20. Jan (Reuters) - US-Präsident Donald Trump hat zusätzliche Zölle gegen Dänemark, Deutschland, Norwegen, Schweden, Frankreich, Großbritannien, die Niederlande und Finnland angedroht, sollten die USA Grönland nicht kaufen können. Es folgen aktuelle Entwicklungen:
09.48 Uhr - US-Finanzminister Scott Bessent zeigt sich zuversichtlich, dass die europäischen Regierungen die Spannungen wegen des angestrebten Kaufs Grönlands durch die USA nicht ausweiten. "Ich bin zuversichtlich, dass die Staats- und Regierungschefs nicht eskalieren werden und dass dies für alle zu einem sehr guten Ergebnis führen wird", sagt Bessent am Rande des Weltwirtschaftsforums in Davos. Es werde eine Lösung gefunden.

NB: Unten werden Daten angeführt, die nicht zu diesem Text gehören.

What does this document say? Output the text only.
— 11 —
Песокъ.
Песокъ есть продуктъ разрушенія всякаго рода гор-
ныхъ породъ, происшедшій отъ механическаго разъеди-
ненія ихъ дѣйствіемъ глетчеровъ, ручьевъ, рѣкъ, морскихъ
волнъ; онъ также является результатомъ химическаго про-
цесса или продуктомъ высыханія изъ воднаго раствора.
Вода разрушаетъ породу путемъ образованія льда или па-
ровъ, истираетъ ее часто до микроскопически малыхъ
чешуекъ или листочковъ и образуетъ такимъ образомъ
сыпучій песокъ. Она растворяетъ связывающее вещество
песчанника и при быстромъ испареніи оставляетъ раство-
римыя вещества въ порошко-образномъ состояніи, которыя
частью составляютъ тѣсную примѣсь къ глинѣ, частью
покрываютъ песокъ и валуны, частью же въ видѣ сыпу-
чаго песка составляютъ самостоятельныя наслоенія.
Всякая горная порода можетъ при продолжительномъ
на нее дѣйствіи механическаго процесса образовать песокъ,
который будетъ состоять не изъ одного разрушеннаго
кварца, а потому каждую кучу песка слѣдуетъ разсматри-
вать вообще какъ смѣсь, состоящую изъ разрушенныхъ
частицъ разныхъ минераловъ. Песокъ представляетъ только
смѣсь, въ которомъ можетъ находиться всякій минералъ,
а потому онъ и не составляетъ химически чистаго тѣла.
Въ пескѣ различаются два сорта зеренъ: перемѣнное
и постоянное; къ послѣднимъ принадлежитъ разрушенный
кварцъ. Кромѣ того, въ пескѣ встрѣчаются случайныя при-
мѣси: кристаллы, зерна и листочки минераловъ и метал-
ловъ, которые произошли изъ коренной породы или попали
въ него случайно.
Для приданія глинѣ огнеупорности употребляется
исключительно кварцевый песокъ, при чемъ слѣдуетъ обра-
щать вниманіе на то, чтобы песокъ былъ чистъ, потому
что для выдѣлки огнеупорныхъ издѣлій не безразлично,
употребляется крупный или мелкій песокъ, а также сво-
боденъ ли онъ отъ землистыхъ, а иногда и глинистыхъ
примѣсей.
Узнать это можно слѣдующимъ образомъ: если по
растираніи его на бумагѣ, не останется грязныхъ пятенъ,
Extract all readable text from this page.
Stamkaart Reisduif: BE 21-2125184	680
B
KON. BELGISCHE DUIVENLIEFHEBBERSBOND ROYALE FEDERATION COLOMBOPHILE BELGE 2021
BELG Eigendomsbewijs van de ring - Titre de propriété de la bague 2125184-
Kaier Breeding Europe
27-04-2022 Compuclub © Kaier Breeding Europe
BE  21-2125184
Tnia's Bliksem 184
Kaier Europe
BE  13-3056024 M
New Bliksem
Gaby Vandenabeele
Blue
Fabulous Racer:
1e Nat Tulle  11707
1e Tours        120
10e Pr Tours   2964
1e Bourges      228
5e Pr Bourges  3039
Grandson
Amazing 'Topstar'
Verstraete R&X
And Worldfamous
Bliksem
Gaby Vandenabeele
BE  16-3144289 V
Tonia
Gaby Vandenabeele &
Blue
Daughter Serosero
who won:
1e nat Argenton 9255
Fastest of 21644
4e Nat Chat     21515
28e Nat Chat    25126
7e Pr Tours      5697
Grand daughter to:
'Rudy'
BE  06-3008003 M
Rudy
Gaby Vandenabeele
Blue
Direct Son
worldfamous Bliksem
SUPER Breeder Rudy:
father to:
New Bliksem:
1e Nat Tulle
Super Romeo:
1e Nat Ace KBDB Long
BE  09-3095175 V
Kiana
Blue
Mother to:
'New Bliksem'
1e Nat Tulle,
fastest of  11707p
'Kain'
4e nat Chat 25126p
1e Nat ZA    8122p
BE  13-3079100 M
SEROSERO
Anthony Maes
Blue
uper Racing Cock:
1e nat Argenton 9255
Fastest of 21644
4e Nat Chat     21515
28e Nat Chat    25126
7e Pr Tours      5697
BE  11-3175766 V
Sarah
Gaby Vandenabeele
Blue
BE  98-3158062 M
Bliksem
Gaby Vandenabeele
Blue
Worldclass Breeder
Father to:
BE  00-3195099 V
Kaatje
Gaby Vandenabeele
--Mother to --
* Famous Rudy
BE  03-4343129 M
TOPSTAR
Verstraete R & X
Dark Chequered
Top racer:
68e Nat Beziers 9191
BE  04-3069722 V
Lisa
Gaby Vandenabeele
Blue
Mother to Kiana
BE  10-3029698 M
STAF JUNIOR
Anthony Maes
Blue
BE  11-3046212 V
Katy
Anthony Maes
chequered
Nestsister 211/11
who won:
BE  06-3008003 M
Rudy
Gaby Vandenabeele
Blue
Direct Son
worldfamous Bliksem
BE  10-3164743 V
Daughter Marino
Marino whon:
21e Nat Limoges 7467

06.50 Uhr - US-Präsident Donald Trump hat seine Forderung nach einem Erwerb Grönlands durch die USA bekräftigt und die dänische Arktis-Insel als entscheidend für die nationale und weltweite Sicherheit bezeichnet. Er habe deswegen ein "sehr gutes" Telefonat mit Nato-Generalsekretär Mark Rutte geführt, schreibt Trump auf seiner Online-Plattform Truth Social. "Grönland ist für die nationale und weltweite Sicherheit unerlässlich", erklärt Trump. "Es kann kein Zurück geben – darüber sind sich alle einig!" Er kündigt zudem Gespräche über einen Erwerb Grönlands auf dem Weltwirtschaftsforum in Davos in dieser Woche an. Dänemark könne das riesige Territorium nicht schützen. "Wir müssen es haben", sagt Trump vor Reportern in Florida. "Ich kenne die führenden Politiker, das sind sehr gute Leute, aber sie fahren nicht einmal dorthin."